For example: “Last year's earthquake was a calamity: there were hundreds of deaths and many families lost their homes”, “If the company closes its doors it will be a calamity for the whole village, “We have not had electricity for five days! It is a calamity! ”.

The idea of calamity is usually linked to a tragic or very negative event . Suppose a tsunami devastates an island, leaving many wounded and dead and destroying the local infrastructure. It can be said that this natural phenomenon is a calamity, or that it caused a calamity in the island population.

Sometimes the term calamity is used to mention a situation that causes a certain pain , anguish or discomfort , without becoming a tragedy. If he San Vicente Athletic Club misses 8 to 0 with the Deportivo La Carolina , footballers and supporters of equipment Loser may consider the result to be a calamity.
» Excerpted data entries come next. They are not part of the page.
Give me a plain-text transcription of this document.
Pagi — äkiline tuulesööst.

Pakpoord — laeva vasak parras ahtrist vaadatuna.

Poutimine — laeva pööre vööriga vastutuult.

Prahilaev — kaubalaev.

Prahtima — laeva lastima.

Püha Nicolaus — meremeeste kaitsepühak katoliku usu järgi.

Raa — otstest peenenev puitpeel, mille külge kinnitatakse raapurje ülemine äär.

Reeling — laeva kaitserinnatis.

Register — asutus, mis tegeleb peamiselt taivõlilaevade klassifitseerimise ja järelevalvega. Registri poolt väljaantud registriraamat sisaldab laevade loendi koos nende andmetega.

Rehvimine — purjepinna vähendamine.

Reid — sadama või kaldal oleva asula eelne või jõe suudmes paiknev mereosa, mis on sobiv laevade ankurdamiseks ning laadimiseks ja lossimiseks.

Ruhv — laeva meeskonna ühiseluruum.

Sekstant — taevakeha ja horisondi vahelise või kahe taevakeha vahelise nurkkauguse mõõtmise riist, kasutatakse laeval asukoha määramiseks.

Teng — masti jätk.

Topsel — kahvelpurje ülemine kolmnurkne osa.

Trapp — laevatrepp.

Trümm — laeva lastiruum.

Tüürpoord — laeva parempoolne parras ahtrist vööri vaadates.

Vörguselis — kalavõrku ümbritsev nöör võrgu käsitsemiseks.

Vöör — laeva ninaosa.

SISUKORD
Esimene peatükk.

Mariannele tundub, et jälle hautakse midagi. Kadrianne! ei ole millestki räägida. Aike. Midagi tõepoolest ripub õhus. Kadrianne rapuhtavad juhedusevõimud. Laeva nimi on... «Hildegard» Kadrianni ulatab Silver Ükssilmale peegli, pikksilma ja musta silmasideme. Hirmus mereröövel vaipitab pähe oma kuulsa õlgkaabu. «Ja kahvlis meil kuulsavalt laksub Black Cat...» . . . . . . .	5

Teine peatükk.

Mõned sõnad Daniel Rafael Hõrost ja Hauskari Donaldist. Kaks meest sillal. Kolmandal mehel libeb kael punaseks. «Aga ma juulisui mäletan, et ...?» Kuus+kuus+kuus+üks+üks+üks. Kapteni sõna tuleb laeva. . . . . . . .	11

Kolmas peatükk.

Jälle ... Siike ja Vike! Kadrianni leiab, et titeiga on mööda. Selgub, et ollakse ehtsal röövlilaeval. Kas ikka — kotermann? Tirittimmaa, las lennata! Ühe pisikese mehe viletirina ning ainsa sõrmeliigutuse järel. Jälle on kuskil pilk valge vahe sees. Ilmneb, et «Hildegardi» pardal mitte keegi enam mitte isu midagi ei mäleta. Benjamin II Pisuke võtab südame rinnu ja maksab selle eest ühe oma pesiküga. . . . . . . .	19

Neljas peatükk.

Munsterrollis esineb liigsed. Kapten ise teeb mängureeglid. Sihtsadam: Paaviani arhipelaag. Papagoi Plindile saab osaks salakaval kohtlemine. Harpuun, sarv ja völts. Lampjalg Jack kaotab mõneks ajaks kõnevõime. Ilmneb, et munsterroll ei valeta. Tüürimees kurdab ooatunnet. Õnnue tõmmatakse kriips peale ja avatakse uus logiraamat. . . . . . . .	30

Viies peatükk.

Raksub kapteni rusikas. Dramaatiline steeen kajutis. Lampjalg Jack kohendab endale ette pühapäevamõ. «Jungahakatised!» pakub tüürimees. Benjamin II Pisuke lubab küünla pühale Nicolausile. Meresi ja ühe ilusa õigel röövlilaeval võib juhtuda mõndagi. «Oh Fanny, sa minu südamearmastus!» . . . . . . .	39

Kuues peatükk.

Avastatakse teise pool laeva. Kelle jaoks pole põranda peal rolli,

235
This discomfort, however, cannot be compared with the suffering that the victims of a real tragedy are going through.

It is important to note that misfortune, the adversity and the misfortune that this concept represents can affect both a group of living beings (ranging from a few to entire communities) and only one in particular. For example, we can say that "The tsunami represented a real calamity for the whole country"but also that "This child has seen nothing but abuse and calamities in his short life".

Calamity, finally, can refer to a subject that is awkward, inept or annoying : “You are a calamity! Again you have forgotten to attend the meeting with the managers ”, “This waiter is a calamity, he confused all the dishes and brought them cold”, "Today I am a calamity, I better go to nap".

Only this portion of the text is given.